In the collective imagination, private planes and super luxurious yachts, villas and exclusive residences are the status symbol of the oligarchs. But in these we can only see the superficial layer of immense quantities of treasure accumulated and well hidden in tax havens. For many of these people, the enormous amount of money they possess deforms their perception of reality. They think they can survive any financial meltdown or any war. They live outside the vagaries of time. Some, such as Elon Musk and Jeff Bezos, are investing in aerospace research, in collaboration with NASA, perhaps imagining the prospect of building safe havens outside our planet. This shows clearly the enormous distance that separates them from the perspective of ordinary mortals: supermen who dream of dominating the world from above. These extravagances and moral outrages are the result of the “point of view” that sees everything as reducible to economy and measures the value of people by the size of their assets.

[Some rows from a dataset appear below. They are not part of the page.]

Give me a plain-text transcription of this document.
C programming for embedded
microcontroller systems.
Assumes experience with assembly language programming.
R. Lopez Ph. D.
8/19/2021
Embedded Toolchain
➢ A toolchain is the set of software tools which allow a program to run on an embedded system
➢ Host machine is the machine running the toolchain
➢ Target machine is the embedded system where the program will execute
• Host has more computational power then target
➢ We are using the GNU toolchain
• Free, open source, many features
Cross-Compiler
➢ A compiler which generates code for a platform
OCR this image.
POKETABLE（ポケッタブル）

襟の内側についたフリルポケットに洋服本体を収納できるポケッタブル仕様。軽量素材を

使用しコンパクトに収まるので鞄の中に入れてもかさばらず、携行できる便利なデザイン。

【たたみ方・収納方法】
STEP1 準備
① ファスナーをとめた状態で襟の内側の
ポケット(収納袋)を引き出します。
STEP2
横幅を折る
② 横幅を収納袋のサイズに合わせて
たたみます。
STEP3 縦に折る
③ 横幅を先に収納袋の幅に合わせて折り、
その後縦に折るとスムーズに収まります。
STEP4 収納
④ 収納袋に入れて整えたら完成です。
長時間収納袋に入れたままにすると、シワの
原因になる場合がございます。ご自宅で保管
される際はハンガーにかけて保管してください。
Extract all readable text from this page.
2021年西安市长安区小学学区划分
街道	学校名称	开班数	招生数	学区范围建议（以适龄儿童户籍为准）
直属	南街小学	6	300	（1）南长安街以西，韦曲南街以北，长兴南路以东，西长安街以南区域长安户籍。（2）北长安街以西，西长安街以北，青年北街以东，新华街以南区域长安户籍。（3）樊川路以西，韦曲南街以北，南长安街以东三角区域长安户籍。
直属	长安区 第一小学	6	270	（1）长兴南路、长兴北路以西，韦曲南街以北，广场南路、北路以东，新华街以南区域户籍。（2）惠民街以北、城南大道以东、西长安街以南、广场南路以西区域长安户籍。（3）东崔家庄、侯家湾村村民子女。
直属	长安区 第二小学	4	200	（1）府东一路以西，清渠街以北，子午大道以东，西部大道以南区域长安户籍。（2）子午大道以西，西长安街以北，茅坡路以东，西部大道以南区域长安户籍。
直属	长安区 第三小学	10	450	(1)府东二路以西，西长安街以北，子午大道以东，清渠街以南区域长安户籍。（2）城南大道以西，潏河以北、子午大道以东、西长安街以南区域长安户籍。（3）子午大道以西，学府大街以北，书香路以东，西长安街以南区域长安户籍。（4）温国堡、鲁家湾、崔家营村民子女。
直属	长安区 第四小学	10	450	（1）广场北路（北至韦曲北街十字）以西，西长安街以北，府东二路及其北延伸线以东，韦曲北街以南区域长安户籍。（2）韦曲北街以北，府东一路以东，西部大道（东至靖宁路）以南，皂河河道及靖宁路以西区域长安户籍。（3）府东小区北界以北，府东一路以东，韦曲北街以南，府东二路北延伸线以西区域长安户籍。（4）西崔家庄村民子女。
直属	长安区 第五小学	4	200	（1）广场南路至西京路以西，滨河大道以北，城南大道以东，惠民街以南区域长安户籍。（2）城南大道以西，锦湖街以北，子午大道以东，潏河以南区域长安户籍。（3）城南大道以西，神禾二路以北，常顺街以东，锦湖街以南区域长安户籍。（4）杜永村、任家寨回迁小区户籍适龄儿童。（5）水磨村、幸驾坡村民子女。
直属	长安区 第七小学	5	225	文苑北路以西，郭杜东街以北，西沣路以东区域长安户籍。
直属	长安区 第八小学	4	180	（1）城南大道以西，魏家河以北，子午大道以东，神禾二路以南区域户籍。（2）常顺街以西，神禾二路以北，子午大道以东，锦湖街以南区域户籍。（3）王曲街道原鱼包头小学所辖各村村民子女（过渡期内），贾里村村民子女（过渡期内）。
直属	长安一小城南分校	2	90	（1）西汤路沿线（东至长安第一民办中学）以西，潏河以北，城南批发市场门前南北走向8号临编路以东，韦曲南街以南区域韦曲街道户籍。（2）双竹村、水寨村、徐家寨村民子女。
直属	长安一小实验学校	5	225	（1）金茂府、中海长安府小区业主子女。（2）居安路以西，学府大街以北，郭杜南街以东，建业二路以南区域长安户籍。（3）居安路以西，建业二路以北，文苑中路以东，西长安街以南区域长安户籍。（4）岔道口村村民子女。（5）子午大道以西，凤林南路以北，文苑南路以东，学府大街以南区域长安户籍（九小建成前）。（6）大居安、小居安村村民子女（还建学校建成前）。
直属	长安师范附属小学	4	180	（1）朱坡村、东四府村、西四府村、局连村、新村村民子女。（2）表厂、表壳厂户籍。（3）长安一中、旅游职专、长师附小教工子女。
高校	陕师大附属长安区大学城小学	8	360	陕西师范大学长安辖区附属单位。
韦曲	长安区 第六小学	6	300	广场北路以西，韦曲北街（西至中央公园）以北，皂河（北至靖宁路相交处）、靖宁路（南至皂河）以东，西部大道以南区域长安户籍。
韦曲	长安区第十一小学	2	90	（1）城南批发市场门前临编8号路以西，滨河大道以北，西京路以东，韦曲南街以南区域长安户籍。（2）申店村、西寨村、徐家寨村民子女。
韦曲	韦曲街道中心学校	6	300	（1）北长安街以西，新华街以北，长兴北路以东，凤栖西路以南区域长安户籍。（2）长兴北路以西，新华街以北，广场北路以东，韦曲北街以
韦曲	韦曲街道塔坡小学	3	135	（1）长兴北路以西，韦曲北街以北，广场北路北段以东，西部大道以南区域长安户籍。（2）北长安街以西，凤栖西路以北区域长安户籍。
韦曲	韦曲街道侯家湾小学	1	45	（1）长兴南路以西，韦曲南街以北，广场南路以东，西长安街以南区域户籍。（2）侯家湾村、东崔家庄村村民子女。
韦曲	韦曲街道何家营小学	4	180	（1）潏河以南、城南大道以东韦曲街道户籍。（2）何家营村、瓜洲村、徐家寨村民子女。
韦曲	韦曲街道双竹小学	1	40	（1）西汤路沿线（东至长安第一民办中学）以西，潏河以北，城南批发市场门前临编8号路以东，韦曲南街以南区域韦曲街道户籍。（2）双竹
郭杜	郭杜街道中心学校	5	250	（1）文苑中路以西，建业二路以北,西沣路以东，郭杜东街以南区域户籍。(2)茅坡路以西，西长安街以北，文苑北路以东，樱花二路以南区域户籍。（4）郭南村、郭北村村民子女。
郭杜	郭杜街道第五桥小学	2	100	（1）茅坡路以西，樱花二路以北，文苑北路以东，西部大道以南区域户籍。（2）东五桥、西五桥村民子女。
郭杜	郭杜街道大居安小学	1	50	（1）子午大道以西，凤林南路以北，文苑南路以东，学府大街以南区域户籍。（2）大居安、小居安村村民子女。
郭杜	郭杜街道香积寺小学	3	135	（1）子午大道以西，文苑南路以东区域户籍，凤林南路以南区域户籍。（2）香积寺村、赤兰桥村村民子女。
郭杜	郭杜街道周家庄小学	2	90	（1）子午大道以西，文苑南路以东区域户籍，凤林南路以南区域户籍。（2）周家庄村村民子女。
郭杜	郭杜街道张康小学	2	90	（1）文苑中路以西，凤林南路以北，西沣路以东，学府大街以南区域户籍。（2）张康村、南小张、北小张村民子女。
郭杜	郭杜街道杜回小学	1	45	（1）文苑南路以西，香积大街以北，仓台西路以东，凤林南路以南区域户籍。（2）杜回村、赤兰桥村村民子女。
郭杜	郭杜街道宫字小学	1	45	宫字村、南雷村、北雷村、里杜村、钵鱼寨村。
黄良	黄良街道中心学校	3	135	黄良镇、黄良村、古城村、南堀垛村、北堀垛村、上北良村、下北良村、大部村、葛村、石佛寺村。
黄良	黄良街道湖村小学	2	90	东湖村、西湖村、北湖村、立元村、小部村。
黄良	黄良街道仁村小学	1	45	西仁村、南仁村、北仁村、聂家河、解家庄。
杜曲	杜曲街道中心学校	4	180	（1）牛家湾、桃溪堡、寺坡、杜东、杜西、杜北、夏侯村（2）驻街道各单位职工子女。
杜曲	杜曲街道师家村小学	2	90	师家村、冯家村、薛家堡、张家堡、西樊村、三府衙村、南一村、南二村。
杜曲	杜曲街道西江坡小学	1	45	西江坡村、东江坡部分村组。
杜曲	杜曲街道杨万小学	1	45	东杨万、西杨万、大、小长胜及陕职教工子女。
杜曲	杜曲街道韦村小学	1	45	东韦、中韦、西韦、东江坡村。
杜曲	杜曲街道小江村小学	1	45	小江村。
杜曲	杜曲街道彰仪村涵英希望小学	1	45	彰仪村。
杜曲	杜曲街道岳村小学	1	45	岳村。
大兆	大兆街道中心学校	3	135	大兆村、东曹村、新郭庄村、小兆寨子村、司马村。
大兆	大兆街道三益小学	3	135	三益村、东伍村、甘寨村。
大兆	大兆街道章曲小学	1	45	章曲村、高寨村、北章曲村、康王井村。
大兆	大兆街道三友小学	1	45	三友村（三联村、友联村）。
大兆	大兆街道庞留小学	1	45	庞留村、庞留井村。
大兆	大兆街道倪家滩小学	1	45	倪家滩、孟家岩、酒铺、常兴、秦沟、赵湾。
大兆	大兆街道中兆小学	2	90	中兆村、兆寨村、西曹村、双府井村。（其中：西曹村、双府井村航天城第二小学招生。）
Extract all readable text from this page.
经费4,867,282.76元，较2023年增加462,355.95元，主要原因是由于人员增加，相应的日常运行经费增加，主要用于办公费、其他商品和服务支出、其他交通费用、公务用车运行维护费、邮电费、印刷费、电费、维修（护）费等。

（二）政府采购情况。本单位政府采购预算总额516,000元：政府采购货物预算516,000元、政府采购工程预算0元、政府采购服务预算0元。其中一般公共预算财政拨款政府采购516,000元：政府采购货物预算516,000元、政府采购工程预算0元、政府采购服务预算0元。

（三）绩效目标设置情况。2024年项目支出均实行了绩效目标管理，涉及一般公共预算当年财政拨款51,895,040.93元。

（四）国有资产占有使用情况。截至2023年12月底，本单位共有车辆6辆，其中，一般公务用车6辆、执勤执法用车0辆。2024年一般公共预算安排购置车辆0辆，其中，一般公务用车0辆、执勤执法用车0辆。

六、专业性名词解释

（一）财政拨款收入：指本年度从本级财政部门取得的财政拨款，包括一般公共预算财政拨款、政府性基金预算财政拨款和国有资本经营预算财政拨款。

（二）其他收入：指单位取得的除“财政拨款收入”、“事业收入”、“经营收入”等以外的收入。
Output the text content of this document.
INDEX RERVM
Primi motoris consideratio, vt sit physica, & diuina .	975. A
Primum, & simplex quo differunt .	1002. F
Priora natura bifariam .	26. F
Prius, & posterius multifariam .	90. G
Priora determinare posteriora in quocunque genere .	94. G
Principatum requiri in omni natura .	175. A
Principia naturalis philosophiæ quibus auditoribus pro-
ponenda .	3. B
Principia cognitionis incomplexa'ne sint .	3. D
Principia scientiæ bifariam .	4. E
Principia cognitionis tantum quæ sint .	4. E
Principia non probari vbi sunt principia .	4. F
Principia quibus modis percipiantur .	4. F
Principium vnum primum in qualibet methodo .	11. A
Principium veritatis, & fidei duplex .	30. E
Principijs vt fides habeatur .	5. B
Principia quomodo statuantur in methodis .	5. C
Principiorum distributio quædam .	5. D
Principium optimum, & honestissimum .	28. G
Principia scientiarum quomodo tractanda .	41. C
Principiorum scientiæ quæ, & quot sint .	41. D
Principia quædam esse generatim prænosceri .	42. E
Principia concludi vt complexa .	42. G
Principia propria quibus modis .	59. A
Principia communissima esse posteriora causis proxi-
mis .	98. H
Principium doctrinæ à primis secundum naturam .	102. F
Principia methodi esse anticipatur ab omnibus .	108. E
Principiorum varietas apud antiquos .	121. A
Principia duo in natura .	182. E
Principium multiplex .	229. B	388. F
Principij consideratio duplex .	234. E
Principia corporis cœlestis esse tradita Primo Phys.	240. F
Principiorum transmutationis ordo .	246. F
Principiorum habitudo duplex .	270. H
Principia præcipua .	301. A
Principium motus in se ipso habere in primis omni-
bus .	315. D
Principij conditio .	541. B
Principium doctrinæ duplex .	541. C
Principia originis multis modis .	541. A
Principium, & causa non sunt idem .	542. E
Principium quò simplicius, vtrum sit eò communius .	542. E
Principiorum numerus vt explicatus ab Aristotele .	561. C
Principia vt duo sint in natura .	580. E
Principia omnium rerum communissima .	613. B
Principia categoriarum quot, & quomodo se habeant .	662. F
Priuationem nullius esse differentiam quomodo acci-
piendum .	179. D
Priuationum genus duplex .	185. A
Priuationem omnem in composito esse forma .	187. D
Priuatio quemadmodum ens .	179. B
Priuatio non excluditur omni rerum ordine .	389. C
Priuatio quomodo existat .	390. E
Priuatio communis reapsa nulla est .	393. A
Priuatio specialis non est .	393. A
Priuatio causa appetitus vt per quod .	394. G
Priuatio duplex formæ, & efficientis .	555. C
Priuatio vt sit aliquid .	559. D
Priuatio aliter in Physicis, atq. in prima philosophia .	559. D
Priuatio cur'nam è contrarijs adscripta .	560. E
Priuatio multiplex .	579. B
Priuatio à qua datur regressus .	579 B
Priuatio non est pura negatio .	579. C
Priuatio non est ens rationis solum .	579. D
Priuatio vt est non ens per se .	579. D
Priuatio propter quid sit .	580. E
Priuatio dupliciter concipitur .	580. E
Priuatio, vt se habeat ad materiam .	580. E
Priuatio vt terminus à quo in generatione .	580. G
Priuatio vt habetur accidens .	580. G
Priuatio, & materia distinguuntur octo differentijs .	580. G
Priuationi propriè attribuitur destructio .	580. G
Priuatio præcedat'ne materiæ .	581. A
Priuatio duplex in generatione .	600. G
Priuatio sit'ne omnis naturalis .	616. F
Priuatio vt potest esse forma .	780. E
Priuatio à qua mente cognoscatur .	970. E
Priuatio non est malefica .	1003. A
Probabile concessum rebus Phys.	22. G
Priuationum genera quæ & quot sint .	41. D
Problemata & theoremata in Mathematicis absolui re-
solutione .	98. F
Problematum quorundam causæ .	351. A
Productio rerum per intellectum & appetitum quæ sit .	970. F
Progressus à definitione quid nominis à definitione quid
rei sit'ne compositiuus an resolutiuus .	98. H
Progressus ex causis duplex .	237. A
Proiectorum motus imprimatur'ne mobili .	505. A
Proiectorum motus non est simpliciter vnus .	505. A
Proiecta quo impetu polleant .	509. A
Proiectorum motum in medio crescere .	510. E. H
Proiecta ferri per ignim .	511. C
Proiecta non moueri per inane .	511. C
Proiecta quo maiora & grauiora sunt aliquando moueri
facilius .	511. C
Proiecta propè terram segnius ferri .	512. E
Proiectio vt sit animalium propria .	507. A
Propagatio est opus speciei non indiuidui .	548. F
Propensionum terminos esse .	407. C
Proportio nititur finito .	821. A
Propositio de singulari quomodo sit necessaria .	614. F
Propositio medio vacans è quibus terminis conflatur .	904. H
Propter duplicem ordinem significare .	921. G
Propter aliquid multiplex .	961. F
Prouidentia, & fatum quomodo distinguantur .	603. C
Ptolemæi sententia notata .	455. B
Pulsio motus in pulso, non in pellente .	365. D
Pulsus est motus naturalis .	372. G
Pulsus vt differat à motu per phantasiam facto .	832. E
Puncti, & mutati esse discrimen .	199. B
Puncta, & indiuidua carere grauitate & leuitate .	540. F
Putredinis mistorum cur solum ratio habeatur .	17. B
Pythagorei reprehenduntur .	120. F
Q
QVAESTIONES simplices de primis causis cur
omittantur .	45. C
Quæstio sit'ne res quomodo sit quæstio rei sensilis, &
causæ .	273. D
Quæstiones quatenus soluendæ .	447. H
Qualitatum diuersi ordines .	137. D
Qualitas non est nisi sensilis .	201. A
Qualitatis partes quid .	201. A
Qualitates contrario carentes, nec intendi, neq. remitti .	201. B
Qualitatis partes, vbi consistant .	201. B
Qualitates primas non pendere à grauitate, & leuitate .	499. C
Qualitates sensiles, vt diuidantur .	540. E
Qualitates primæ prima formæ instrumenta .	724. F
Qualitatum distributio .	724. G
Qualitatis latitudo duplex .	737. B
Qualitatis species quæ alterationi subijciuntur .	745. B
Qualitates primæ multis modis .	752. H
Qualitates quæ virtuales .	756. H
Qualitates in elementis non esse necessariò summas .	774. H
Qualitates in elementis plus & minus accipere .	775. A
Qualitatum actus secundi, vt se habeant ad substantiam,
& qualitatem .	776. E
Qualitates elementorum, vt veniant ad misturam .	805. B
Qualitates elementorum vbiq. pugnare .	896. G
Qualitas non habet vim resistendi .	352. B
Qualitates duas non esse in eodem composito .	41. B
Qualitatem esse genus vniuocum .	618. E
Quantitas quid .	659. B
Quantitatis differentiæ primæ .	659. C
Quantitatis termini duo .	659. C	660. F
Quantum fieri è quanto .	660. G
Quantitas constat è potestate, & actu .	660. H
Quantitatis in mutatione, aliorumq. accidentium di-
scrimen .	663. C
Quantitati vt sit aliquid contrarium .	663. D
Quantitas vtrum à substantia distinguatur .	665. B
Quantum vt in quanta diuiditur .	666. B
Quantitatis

The power of the oligarchs is all the stronger the more democracy and politics are weak. Silvio Berlusconi, who can be rightly listed among the ranks of the oligarchs, entered the political arena at a time of maximum crisis of the parties, aiming to better protect and expand the playing field of his businesses. There are many oligarchs who aim to govern their countries directly. Once in power, they avail themselves of the well-paid collaboration of former prime ministers, former ministers, former parliamentarians, who have been reduced to the role of lobbyists, mediators or fixers. The sanctions against the Russian oligarchs are having little effect because of the difficulty of cutting through the enormous web of interests and opaque relations that surround them.

Now, the push towards sanctions is being sidelined as the push for more and more military aid gathers steam. We are trapped in a spiral taking us towards a long and painful conflict – a war that is more than “the continuation of politics by other means,” as General von Clausewitz claimed. If anything, this underlines the crisis of politics, the narrowing of democratic spaces, the dangers of nationalist and reactionary revivals. It’s giving renewed impetus to the arms race. It’s fueling a Manichean vision of good versus evil, which does not help us understand the true causes of the global emergency in which we’re living: climate change, threats to public health, and now war.

The “clash of civilizations” scenario outlined by Joe Biden does not bode well for the future. Which “civilization” are we talking about? The one created over 30 years of neoliberal hegemony, with the dismantling of the welfare state, the reduction of trade union protection, the exploitation of poor countries, the sharpening of inequalities and geopolitical tensions? And which “democracy” are we talking about? The one marked by the storming of Capitol Hill, at the end of the Trump presidency, which highlighted the fragility and vulnerability of democratic institutions, even in Western countries? It is time to radically change the dominant “point of view.”

And it’s time to transform the ideological clash of civilizations, evoked by the American president, into a real clash of civilizations. A more just world is possible, in which oligarchies do not rule. The left has the opportunity – and, most importantly, the duty – to build a broad and unified movement that would hold together the themes of peace, the preservation of the ecosystem and the strengthening of the sphere of collective and individual rights.